The addImageRule simply packages up the two arguments in a data type called ImageRule and calls addUserRule so we can retrieve it later. The needImages function is also simple; it essentially calls apply which is a more general way of saying the current action depends on something else. To compare, the Shake-provided need function essentially parses the pattern specified as a string and then calls apply.

The addBuiltinImageRule is by far the most complicated. It calls addBuiltinRule telling it how to run linting for the rule and how to run it. Since we don’t do linting, we specify noLint. The run function is given the name of the image we want to build, the (possibly non-existent) old value, and whether the dependencies have changed. It short circuits the rest of the processing if neither the image ID nor the dependencies have changed. Otherwise, it calls getUserRules to get all the user rules, which are added by addImageRule. It tries to match the rules by using == on the image name. It then fails the action if no rules can be found or multiple rules can be found. Otherwise it performs the action, then extracts the image ID again. It then returns either ChangedRecomputeDiff or ChangedRecomputeSame depending on whether or not the image changed in the build.

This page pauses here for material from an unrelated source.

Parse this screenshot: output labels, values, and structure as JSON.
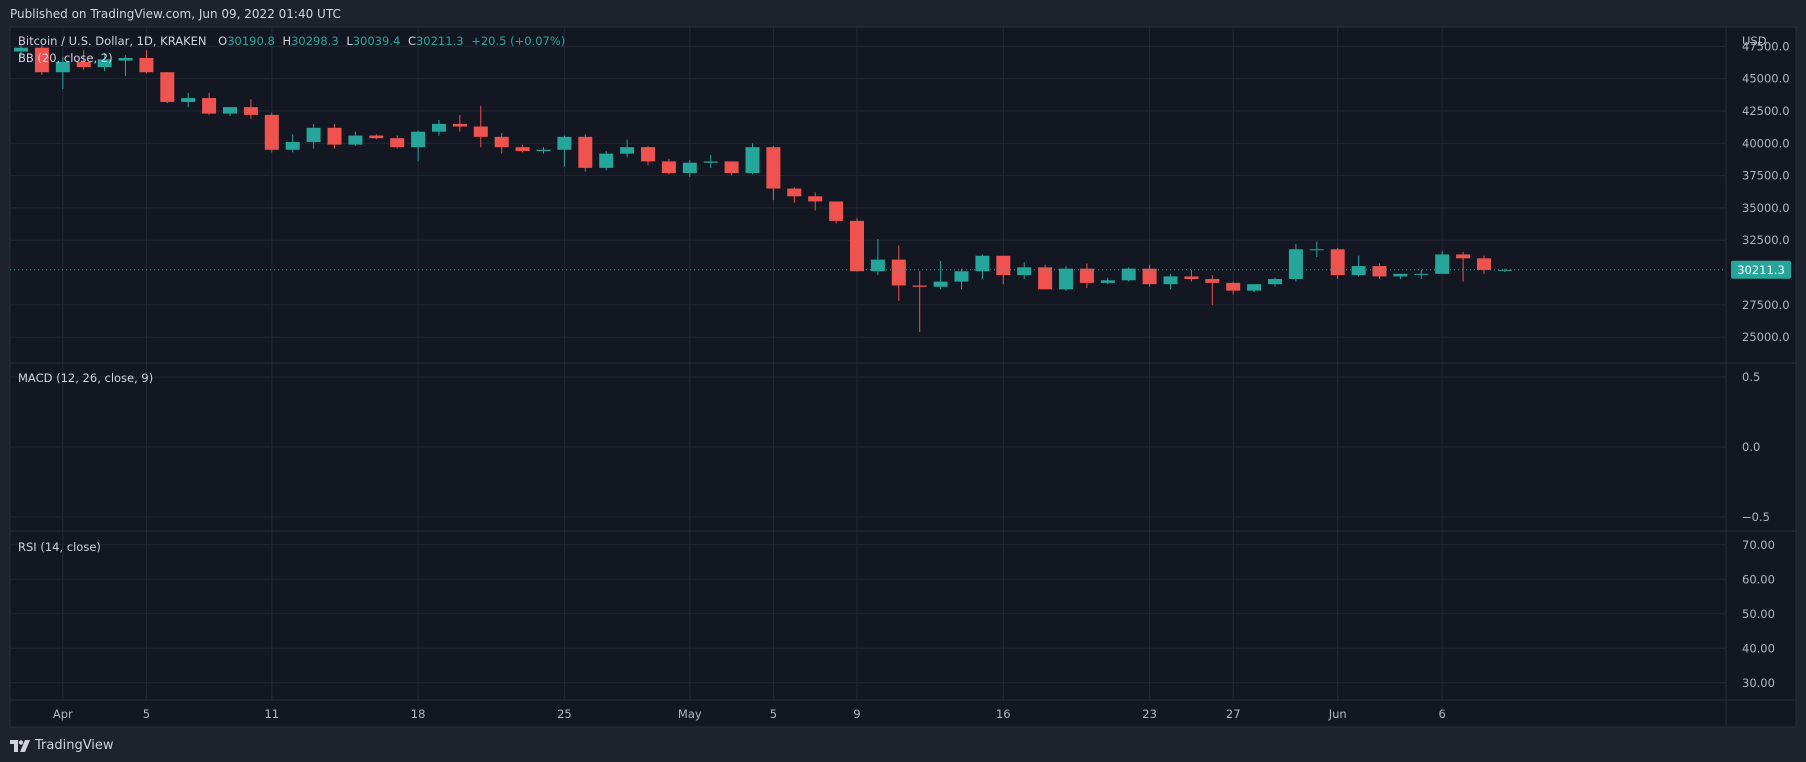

Looking back, the experience of upgrading Shake didn’t turn out to be as difficult as I had once thought. This exercise pretty much reinforced what I had already known about using Haskell industrially:

  • After the large refactoring and fixing compile errors, I ran it on a test machine. It ran correctly1 the first time. This is a again another testament to the power of using types correctly.

  • But the process of figuring out how to write the code is not easy. Reading the API documentation is not sufficient. Referring to the source code to see how things are done is pretty frequent. This is a common problem across many different Haskell packages. In this specific case, Shake does have some improvements to the documentation already merged to master, but as of this time, it is not yet available in any released version of Shake. Example code helps not just newbies, but also relatively experienced Haskellers by saving the time of reading through the source code.

In the end, however, Shake is an excellent library, and we hope it could be used in more build systems when appropriate.

  1. “Correctly” in the sense that it works on our CI infrastructure. It is still possible that it contains latent bugs whose effects are not seen.